Conformational Changes in Aspartate Transcarbamylase: I. STUDIES OF LIGAND BINDING AND OF SUBUNIT INTERACTIONS BY CIRCULAR DICHROISM SPECTROSCOPY

Abstract

Abstract In native aspartate transcarbamylase, the binding of carbamyl phosphate and succinate perturbs certain tyrosine residues which are not perturbed under the same conditions in the isolated catalytic subunit. These results, obtained using circular dichroism difference spectroscopy, suggest that the participation of tyrosyl residues in the allosteric transition relates to homotropic interactions between substrate binding sites. Association of isolated regulatory and catalytic subunits renders tyrosyl residues inaccessible to solvent, as judged by ultraviolet absorption difference spectra. Thus, since this association process regenerates cooperativity, both the introduction of conformational constraints by subunit association and the expression of allosteric interactions by ligand binding produce tyrosyl perturbations.
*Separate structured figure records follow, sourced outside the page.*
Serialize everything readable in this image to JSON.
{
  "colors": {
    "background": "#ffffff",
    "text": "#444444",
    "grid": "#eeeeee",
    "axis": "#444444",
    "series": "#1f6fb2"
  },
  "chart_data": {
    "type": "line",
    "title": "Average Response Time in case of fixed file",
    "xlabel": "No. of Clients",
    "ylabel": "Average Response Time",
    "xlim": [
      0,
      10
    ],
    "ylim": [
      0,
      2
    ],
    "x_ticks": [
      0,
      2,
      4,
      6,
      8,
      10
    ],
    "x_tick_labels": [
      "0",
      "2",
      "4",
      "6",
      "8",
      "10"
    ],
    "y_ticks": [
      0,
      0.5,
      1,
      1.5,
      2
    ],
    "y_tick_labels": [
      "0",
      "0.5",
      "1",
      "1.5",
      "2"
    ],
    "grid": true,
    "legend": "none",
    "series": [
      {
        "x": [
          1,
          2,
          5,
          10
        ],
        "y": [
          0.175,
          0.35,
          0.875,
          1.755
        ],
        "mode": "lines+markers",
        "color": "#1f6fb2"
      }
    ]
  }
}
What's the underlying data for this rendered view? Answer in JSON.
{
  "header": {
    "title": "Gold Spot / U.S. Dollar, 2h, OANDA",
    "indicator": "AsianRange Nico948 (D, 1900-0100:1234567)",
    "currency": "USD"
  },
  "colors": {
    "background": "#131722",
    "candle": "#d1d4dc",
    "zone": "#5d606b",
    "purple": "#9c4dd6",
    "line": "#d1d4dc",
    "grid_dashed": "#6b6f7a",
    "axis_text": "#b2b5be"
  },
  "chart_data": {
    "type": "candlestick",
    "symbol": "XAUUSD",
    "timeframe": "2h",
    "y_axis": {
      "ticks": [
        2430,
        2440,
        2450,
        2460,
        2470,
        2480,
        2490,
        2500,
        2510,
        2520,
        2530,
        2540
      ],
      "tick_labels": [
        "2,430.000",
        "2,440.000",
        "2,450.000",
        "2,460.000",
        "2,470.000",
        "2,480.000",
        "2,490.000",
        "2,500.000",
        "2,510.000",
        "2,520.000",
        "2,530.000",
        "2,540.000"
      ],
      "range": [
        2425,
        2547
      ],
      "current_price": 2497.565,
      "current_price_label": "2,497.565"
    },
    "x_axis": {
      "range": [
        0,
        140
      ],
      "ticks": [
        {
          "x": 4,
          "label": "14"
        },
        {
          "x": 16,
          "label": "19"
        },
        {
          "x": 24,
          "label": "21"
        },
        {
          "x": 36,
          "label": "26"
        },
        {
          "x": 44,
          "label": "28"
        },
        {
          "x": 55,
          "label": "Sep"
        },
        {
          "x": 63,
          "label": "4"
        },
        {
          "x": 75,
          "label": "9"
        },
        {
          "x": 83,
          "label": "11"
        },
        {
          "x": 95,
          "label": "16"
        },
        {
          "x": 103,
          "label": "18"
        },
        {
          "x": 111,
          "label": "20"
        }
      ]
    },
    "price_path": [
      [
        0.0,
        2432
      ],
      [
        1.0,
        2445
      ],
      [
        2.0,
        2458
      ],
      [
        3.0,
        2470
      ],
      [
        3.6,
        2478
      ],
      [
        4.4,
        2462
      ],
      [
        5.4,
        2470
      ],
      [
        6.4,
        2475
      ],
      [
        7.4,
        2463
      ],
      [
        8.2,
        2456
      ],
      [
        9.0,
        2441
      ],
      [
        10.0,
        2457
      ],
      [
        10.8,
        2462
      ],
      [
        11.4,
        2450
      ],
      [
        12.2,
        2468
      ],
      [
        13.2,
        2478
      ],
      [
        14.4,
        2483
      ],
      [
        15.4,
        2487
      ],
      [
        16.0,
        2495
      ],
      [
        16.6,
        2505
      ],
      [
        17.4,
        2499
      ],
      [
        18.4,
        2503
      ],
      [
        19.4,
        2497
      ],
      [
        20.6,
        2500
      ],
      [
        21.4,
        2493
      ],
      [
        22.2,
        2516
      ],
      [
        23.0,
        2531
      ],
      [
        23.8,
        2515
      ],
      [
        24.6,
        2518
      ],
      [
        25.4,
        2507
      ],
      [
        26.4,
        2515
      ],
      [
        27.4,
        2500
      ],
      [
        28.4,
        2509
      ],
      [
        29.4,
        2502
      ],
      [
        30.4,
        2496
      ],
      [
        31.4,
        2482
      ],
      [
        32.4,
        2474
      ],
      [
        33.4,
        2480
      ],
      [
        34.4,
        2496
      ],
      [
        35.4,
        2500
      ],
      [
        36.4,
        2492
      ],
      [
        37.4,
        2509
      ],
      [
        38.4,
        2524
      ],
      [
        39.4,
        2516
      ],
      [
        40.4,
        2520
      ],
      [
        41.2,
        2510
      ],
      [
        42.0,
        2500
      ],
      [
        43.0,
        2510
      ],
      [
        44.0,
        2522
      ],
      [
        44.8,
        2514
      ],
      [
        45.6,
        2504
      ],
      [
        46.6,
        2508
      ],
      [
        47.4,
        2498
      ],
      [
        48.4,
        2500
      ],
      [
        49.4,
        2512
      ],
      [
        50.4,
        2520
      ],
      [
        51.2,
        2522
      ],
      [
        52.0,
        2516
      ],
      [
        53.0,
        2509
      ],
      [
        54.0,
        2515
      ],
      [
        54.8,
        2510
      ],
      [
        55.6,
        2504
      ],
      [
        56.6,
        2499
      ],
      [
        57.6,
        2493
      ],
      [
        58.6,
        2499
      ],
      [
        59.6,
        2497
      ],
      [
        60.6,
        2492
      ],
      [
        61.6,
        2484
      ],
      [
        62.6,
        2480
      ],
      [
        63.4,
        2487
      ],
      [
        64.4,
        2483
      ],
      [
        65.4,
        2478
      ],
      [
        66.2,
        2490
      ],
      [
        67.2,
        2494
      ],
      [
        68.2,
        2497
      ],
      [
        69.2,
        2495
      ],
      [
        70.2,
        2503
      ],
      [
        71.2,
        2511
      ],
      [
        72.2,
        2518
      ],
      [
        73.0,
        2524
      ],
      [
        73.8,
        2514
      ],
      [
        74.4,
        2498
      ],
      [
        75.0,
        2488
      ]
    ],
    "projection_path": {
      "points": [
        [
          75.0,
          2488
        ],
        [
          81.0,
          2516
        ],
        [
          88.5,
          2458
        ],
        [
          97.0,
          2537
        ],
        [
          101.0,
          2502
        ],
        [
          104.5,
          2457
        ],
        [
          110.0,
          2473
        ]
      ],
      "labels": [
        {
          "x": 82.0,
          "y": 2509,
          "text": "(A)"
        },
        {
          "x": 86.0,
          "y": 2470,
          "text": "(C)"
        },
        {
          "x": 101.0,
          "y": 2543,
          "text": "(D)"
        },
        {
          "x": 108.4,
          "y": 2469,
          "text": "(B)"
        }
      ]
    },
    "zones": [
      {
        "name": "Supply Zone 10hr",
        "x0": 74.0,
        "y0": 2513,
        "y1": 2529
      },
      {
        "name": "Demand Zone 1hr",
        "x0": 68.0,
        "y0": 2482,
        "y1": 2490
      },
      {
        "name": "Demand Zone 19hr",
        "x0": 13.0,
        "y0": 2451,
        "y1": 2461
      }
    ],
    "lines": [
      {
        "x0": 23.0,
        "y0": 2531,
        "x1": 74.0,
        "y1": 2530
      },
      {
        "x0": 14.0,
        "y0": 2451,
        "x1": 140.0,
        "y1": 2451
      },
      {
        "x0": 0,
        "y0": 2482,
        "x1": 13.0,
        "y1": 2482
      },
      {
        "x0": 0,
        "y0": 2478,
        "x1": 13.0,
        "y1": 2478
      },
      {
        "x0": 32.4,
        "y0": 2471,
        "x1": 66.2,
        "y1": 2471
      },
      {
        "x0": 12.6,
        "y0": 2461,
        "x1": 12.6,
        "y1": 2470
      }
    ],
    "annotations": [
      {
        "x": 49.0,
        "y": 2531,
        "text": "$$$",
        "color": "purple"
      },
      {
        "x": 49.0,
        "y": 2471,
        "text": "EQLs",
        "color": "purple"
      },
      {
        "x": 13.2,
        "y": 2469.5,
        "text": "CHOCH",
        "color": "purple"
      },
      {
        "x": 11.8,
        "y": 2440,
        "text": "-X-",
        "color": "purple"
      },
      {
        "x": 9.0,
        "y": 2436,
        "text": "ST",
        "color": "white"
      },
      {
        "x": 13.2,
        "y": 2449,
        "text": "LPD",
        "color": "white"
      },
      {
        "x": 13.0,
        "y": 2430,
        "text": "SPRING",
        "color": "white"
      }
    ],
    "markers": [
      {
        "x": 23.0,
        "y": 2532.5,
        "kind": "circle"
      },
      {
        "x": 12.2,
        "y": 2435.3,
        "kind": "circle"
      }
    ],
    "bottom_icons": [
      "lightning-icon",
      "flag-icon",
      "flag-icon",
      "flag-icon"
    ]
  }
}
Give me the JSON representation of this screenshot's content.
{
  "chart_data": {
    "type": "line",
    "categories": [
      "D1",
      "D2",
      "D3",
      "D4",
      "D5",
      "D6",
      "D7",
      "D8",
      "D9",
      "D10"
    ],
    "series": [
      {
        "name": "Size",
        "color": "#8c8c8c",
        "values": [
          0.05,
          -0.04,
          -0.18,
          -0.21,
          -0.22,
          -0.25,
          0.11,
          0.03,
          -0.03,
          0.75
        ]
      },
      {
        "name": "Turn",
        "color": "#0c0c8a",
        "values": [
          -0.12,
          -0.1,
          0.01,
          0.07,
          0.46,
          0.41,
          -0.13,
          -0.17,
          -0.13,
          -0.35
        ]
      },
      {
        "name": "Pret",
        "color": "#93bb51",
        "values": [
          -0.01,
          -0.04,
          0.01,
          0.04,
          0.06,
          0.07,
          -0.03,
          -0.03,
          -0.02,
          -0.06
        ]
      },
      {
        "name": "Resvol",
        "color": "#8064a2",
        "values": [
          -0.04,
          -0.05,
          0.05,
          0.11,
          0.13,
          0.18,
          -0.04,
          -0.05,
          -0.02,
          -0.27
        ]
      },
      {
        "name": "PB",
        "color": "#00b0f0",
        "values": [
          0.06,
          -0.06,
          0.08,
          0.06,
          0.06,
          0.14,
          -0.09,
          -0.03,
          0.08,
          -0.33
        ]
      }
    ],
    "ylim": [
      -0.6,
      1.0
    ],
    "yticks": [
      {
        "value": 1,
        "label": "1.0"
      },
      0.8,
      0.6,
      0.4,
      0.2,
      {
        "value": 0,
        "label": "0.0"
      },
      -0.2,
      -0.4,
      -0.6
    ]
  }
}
It is concluded, therefore, that tyrosyl residues may be involved in the stereochemical mechanism of allosteric interactions in this enzyme. Circular dichroism features which are identical for ligand binding both with aspartate transcarbamylase and with the isolated catalytic subunit are carbamyl phosphate and succinate perturbations of tryptophanyl transitions. These tryptophanyl perturbations are, therefore, inherent features of ligand binding in the presence or absence of allosteric interactions and may result from the presence of tryptophan in the active site region.